2 votes – Thabo Sefolosha. Thabo is the forgotten man in this Thunder squad, with most people seeing him as just the guy who plays a bit at the start before my man, the Bearded One himself, James F*cking Harden comes on to weave his magic. (If it wasn’t obvious, I have a man-crush on James Harden. It’s a camaraderie only other men with beards can understand. In fact ‘Bärte’ is German for beard, hence its use in the title).
That said, the biggest reason OKC won this series was Thabo shutting down Tony Parker from Game 3. If they don’t up his minutes and lockdown the former Mr Longoria, this series probably goes the other way. Parker is the conductor of the Spurs offense that won 20 straight games on a feast of easy baskets that I compared to basketball porn. Once he got neutralised, OKC were back in it and could use their advantages (youth and athleticism) on offense effectively. I nearly gave him the 3 points for this alone. Plus, for a guy not viewed as an offensive threat, he did OK this game (only 9 points, but he went 4-5 from the field and also snagged 5 rebounds) all over the court.
1 vote – Tim Duncan. 25 points. 14 rebounds.
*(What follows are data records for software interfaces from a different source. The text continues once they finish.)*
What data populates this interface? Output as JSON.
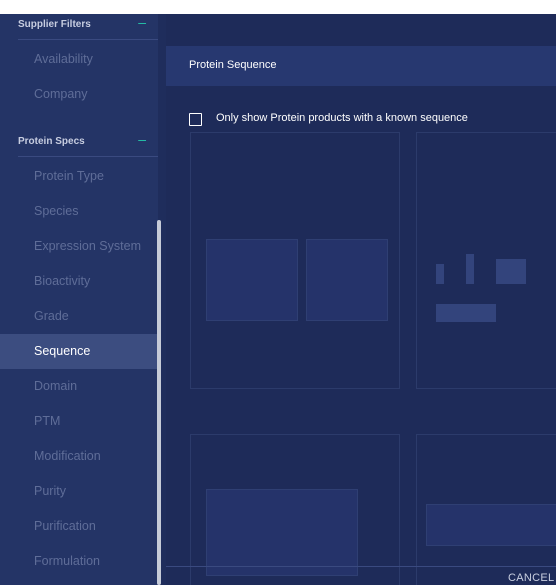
{
  "sidebar": {
    "supplier_filters": {
      "title": "Supplier Filters",
      "toggle": "–",
      "items": [
        "Availability",
        "Company"
      ]
    },
    "protein_specs": {
      "title": "Protein Specs",
      "toggle": "–",
      "items": [
        "Protein Type",
        "Species",
        "Expression System",
        "Bioactivity",
        "Grade",
        "Sequence",
        "Domain",
        "PTM",
        "Modification",
        "Purity",
        "Purification",
        "Formulation"
      ],
      "active": "Sequence"
    }
  },
  "modal": {
    "title": "Protein Sequence",
    "option_label": "Only show Protein products with a known sequence",
    "option_checked": false,
    "cancel_label": "CANCEL"
  },
  "colors": {
    "sidebar_bg": "#243466",
    "active_item_bg": "#3c4d80",
    "accent": "#25c4a8",
    "overlay_bg": "#1e2b59"
  }
}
Looking effortless and slick as ever, even at 65 years of age. What can I say about Tim Duncan that hasn’t already been said?
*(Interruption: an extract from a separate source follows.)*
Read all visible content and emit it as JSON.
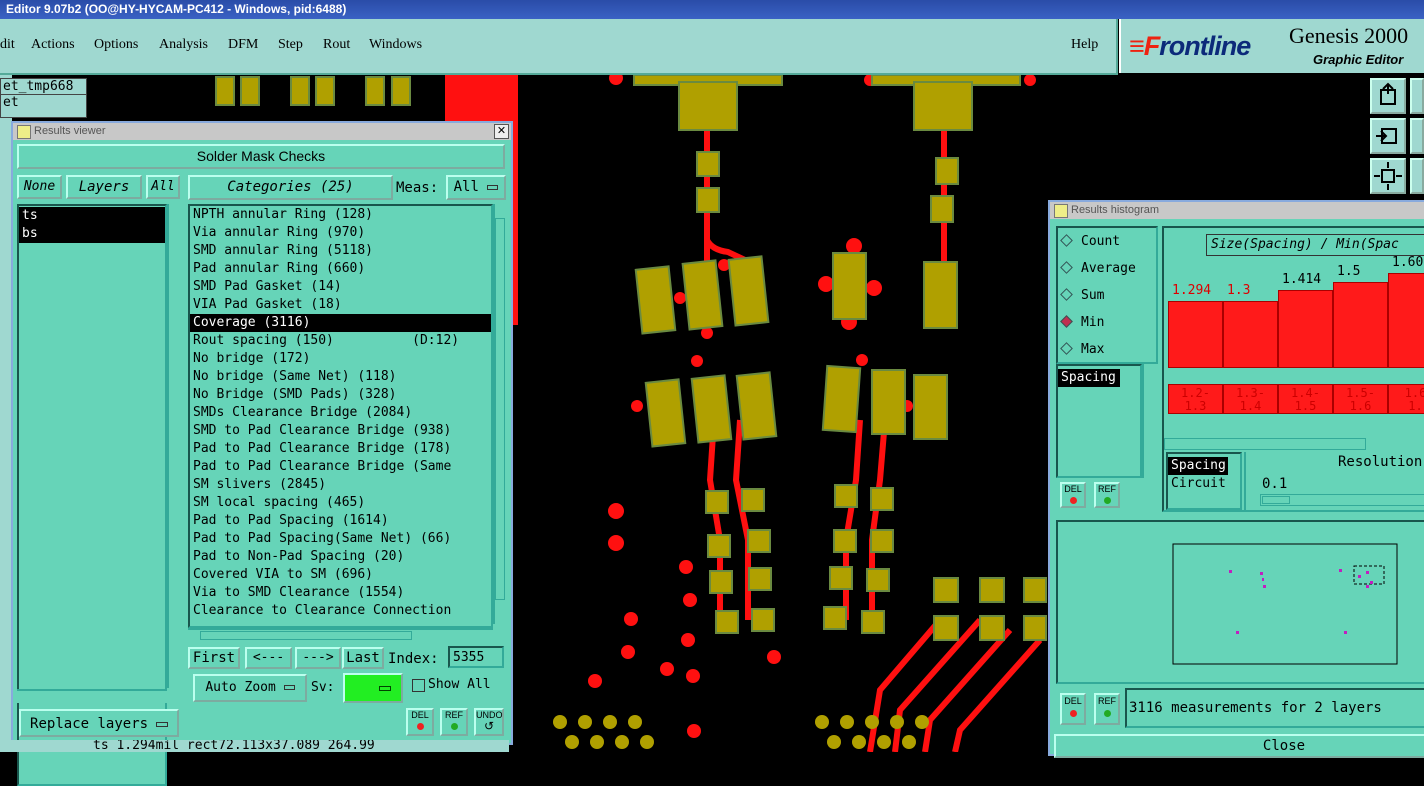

As much as I’ve learnt the last two years what comes from writing the Spurs off…you’d have to think that they don’t have many more title runs in them. Duncan is off-contract this year and while I highly doubt he retires, I don’t think he comes back for more than a year or two. Meanwhile, OKC seem set to dominate the West for years to come, with Memphis and the Clippers continuing to rise. (I maintain that the Grizzlies are, as currently constructed, the only WC team that can beat OKC in a seven-game series). I’m not sure the Spurs go this deep again. Of course this probably means they win a title next year given that I’m consistently wrong on them.
That said, Tim Duncan’s legacy is pretty much set. When he retires, he goes down as the best power forward of all time (even if Popovich is finally admitting that he’s essentially been a center all this time), a borderline top-10 all time player and the classiest superstar of his era. Still, you have to think that not getting ring number 5 will eat away at him, because that’s the nature of the man. He may look and act totally chilled but you don’t get where he has without being hyper-competitive.
More than anything, today was a passing-the-torch game. It’s no secret that the Thunder’s model for building a franchise was heavily based on the Spurs. In this game, we saw one model small market franchise based around a humble, decent superstar and a near-perfectly constructed team, pass the torch to another model small market franchise based around a humble, decent superstar and a near perfectly constructed team. From here it’s up to the Thunder to take the next step and win a title. Just don’t be surprised if we’re saying the same things about Kevin Durant and Oklahoma City in 15 years time.